In 1840s, Aspinwall's younger brother John Lloyd Aspinwall succeeded William Henry Aspinwall as president of Howland & Aspinwall. In 1848, Howland, along with William Henry Aspinwall and Henry Chauncey, founded the Pacific Mail Steamship Company, to provide service to California. This turned out to be a rather good year in which to start a steamship line to California, since the Gold Rush started the next year. Howland & Aspinwall were also the recipients of a federal government subsidy to operate their trans-oceanic steamship line, against which they were forced to compete with the unsubsidized line owned by Cornelius Vanderbilt. The company's first vessel to make the trip was packed with passengers. Pacific Mail eventually became American President Lines, which is now part of Neptune Orient Lines.

==Personal life==
Howland was twice married. His first marriage was to Louisa Edgar (1789–1826) on December 14, 1812. Louisa was the daughter of William Edgar. Together, they were the parents of five children, including:

- William Edgar Howland (1813–1885), who married Ann Walter Cogswell. After her death, he married Hortense La Periene.
- Annabella Edgar Howland (1816–1899), who married Rufus Leavitt (1794–1867).
- Abby Woolsey Howland (1817–1851), who married Frederick Henry Wolcott Sr. in 1838.
- Robert Shaw Howland (1820–1887), who founded Church of the Heavenly Rest in 1865 on New York's Upper East Side and was married to Mary Elizabeth Watts Woolsey, a sister of Eliza Newton Woolsey (the wife of his cousin Joseph Howland).
- Marie Louisa Howland (b. 1823), who married James Brown (1823–1847).

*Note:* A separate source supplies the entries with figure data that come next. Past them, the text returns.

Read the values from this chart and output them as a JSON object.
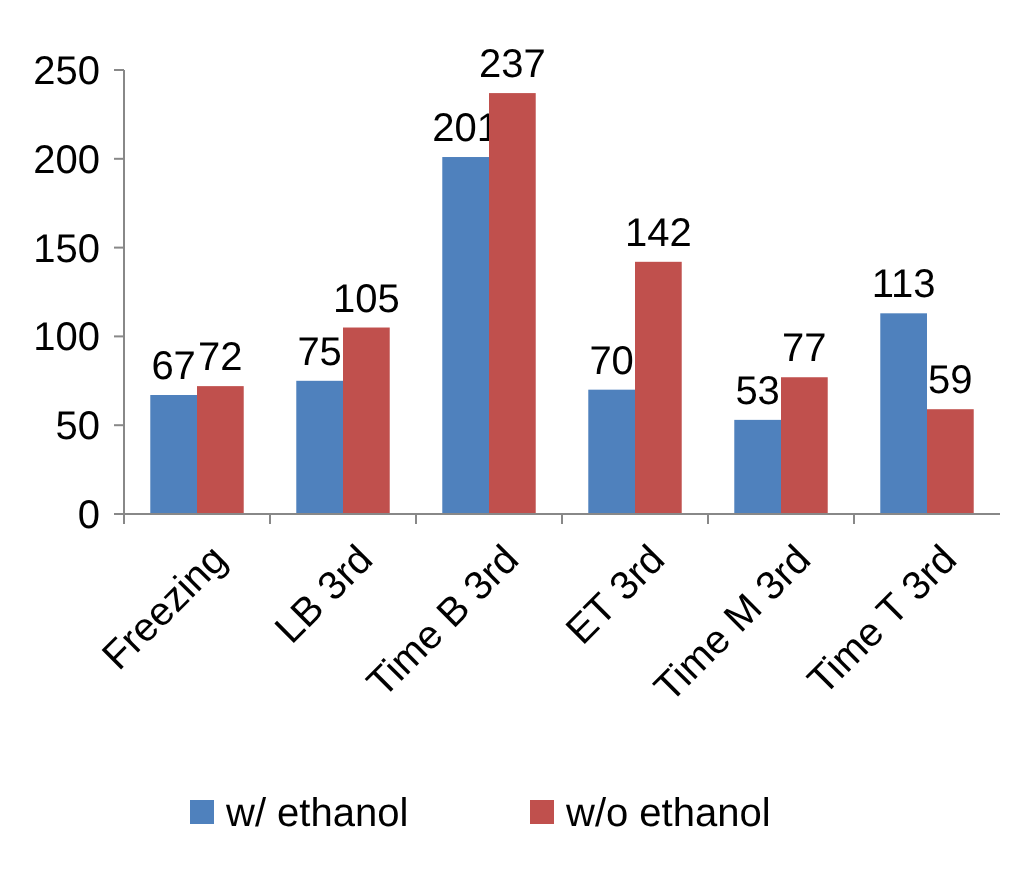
{
  "chart_data": {
    "type": "bar",
    "categories": [
      "Freezing",
      "LB 3rd",
      "Time B 3rd",
      "ET 3rd",
      "Time M 3rd",
      "Time T 3rd"
    ],
    "series": [
      {
        "name": "w/ ethanol",
        "color": "#4f81bd",
        "values": [
          67,
          75,
          201,
          70,
          53,
          113
        ]
      },
      {
        "name": "w/o ethanol",
        "color": "#c0504d",
        "values": [
          72,
          105,
          237,
          142,
          77,
          59
        ]
      }
    ],
    "ylim": [
      0,
      250
    ],
    "yticks": [
      0,
      50,
      100,
      150,
      200,
      250
    ],
    "data_labels": true,
    "legend": "bottom",
    "grid": false
  }
}
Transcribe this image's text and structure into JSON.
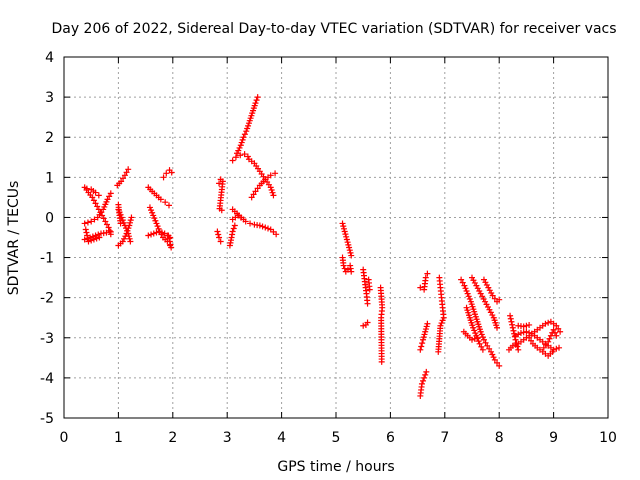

After the death of his first wife in 1826, he remarried to Louisa Sophia Meredith (1810–1888) on July 7, 1829. She was the daughter of Jonathan Meredith. They were the parents of:

- Rebecca Brien Howland (1831–1876), who married her second cousin James Roosevelt Sr. in 1853. After Rebecca's death, James married Sara Ann Delano and became the father of Franklin D. Roosevelt.
- Meredith Howland (1833–1912), who married Adelaide Torrance, the daughter of Daniel Torrance and Sophia Johnson (née Vanderbilt) Torrance.
- Gardiner Greene Howland Jr. (1834–1903), who married Mary Grafton Dulany in 1856 and was the general manager of the New York Herald.
- Joanna Hone Howland (b. 1842), who married Irving Grinnel (b. 1840).
- Emma Meredith Howland (1847–1849), who died in infancy.
- Samuel Shaw Howland (1849–1925), who married Fredericka Belmont, daughter of August Belmont.

Howland died on November 9, 1851, and was buried at Green-Wood Cemetery in Brooklyn, New York.

===Descendants===
Through his daughter Rebecca, he was a grandfather of James Roosevelt Roosevelt (1854–1927), who married Helen Schermerhorn Astor, the second daughter of businessman William Backhouse Astor Jr. and socialite Caroline Webster Schermerhorn Astor. Through his son Gardiner Jr., he was a grandfather of Maud Howland (1866–1952), who married banker, financier, and philanthropist Percy Rivington Pyne II; and Dulany Howland (1859–1915), who married Marguerite McClure. After Dulany's death, Marguerite married Ambassador Ogden H. Hammond, the father of Millicent Fenwick.